Autonomous things are changing many industries in which processes based on artificial intelligence and edge computing were so far more of a marginal phenomenon. Intelligent devices such as mobile robots are advancing into fields of application that require physical interaction with people and the environment.
Companies that want to benefit from the great potential in automating tasks should closely follow the current trends in robotics and edge computing. Mobile robots, for example, offer a multitude of potential applications that are no longer a dream of the future. But what determines the new autonomy of things? Autonomous things interact with each other and with people in an extended ecosystem without human supervision.
The use of autonomous devices is made possible primarily by advances in artificial intelligence, network technology, and cloud and edge computing. They are used in a wide variety of areas: from household appliances to driverless transport systems and drones in warehouses to the maintenance and monitoring of systems and buildings and self-driving automobiles.
Mobile Robots In Use During The Vehicle Inspection
A concrete example from practice is the mobile robot “Spot” from Boston Dynamics. He can climb stairs, take high-resolution photos with the help of machine image processing and collect valuable data for preventive maintenance. Among other things, it is used for vehicle inspections. Equipped with computer vision technology and the necessary computing power onboard, Spot can independently walk around a vehicle and register its condition.

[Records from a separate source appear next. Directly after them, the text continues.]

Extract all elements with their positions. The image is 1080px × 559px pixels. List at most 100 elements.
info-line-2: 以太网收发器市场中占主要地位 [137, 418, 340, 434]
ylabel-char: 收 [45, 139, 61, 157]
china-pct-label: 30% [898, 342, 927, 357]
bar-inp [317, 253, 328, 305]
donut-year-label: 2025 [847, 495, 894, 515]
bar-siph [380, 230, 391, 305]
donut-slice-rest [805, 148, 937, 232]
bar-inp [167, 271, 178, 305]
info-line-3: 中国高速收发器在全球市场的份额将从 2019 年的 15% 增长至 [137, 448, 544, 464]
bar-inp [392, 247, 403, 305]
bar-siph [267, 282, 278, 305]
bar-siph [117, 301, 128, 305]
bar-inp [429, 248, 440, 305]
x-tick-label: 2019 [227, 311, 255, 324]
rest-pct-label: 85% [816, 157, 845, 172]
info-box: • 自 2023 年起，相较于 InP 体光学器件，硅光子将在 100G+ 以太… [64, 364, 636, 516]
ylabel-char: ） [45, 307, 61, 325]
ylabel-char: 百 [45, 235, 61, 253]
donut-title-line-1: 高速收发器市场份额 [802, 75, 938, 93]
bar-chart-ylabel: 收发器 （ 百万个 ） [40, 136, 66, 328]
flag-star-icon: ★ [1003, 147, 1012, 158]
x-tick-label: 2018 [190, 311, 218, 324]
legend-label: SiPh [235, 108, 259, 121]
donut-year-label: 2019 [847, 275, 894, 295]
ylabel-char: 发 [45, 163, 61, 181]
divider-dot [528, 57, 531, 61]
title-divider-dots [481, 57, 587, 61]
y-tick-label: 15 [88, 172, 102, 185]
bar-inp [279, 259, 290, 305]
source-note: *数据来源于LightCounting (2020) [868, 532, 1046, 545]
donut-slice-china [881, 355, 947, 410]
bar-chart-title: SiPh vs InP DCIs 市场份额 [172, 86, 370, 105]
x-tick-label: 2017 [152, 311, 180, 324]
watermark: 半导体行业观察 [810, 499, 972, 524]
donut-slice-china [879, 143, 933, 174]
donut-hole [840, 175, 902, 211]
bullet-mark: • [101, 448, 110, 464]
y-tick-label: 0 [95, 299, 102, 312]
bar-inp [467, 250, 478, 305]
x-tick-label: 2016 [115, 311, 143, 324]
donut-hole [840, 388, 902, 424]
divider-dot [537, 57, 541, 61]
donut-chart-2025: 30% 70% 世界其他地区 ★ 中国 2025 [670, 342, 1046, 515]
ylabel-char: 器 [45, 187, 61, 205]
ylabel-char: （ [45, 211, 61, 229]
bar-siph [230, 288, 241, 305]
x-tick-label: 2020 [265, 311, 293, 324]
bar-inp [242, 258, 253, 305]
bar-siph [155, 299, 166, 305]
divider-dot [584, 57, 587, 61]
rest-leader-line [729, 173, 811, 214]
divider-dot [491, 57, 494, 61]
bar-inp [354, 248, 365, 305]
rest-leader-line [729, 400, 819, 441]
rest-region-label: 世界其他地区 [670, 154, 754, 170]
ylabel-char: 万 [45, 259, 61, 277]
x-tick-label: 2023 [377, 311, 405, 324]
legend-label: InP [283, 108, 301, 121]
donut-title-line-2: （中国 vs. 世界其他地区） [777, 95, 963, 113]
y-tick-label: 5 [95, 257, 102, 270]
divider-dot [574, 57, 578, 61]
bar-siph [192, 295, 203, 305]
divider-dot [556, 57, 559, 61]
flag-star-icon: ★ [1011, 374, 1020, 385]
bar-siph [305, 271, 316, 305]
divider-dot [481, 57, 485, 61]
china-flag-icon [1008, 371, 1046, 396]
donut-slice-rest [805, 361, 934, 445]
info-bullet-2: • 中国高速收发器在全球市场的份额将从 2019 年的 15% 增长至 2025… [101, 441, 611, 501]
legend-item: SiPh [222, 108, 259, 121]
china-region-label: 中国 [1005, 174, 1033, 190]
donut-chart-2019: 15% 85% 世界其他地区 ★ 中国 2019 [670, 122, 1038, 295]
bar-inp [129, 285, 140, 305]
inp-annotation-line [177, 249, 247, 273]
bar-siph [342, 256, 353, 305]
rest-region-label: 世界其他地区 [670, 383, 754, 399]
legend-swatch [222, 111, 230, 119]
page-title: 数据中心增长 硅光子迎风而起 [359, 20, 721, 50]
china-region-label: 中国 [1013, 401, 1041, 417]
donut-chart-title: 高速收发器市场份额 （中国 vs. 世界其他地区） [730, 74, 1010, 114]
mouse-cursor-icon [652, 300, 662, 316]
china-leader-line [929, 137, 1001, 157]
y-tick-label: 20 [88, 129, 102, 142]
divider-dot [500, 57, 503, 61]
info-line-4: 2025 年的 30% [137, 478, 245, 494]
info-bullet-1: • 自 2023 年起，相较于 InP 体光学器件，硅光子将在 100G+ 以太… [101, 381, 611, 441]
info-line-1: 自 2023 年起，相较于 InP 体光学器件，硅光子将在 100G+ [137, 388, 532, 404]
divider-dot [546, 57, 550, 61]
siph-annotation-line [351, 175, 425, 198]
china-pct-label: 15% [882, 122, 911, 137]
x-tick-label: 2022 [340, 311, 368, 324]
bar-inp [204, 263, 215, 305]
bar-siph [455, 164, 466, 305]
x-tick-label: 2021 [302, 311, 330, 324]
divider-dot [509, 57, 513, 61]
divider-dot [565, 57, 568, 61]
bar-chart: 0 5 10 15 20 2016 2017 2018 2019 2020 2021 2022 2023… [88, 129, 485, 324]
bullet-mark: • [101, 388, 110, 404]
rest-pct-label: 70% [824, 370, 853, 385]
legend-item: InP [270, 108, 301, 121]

With additional dashboards, employees can see the overall status at a glance via the app.
Further future-oriented application scenarios already exist, for example, Reply projects in building information management and system monitoring showed. With the help of predictive maintenance models and deep learning algorithms, potential threats to health, safety, or the environment can be identified. The mobility and autonomy of the robot enable precise visual and acoustic measurements or gas detection in areas that are difficult to access.
Data Collection Through Wireless Connectivity And Edge Computing
Thanks to object and pattern recognition, mobile robots can navigate and continuously record data with various sensors – from cameras to microphones and GPS to temperature, humidity, gas, or radiation detectors. Wireless connectivity with intelligent system architecture and cloud edge computing makes it possible to use the captured data with AI and machine learning algorithms that give the mobile robot autonomy to decide how it best performs a task.
The AI is divided over several levels in an intelligent network, from a central cloud to an edge cloud to the individual robots. This means: As edge devices, mobile robots analyze the data directly before it is sent to the cloud. This preprocessing can, among other things, drastically reduce the data volume and save energy when transferring data to the cloud. This method is particularly suitable for tasks that would overwhelm the device’s storage capacity. This approach can also be followed to protect sensitive data from being accessed in the best possible way.
Mobile Robots: Adapting Artificial Intelligence To The Required Performance
The demands on computing power and energy consumption are pretty considerable for autonomous things. In principle, such devices can be equipped with exactly the degree of intelligence that they need for the performance they require. So-called “weak AI” is sufficient for a robot that does simple tasks. For more demanding activities, on the other hand, more robust variants are required. Implementing the AI in the right place is imperative so that the corresponding robot is not overloaded and the high speed of decision-making is maintained.
Smooth Communication Between Man And Machine
When using autonomously moving robots, communication between humans and machines must run smoothly. Voice interfaces are increasingly gaining acceptance here as a medium of interaction. Machine learning models for speech recognition and technologies such as sentiment analysis, semantic networks, ontologies, and self-learning chatbots help applications understand natural language as well as possible.
The world of new autonomous things opens up many new perspectives. It is now a matter of setting the technical parameters correctly for each application. In case of doubt, a competent partner familiar with the many individual aspects is constructive. In addition, the partner can optimally configure the equipment of the desired solution.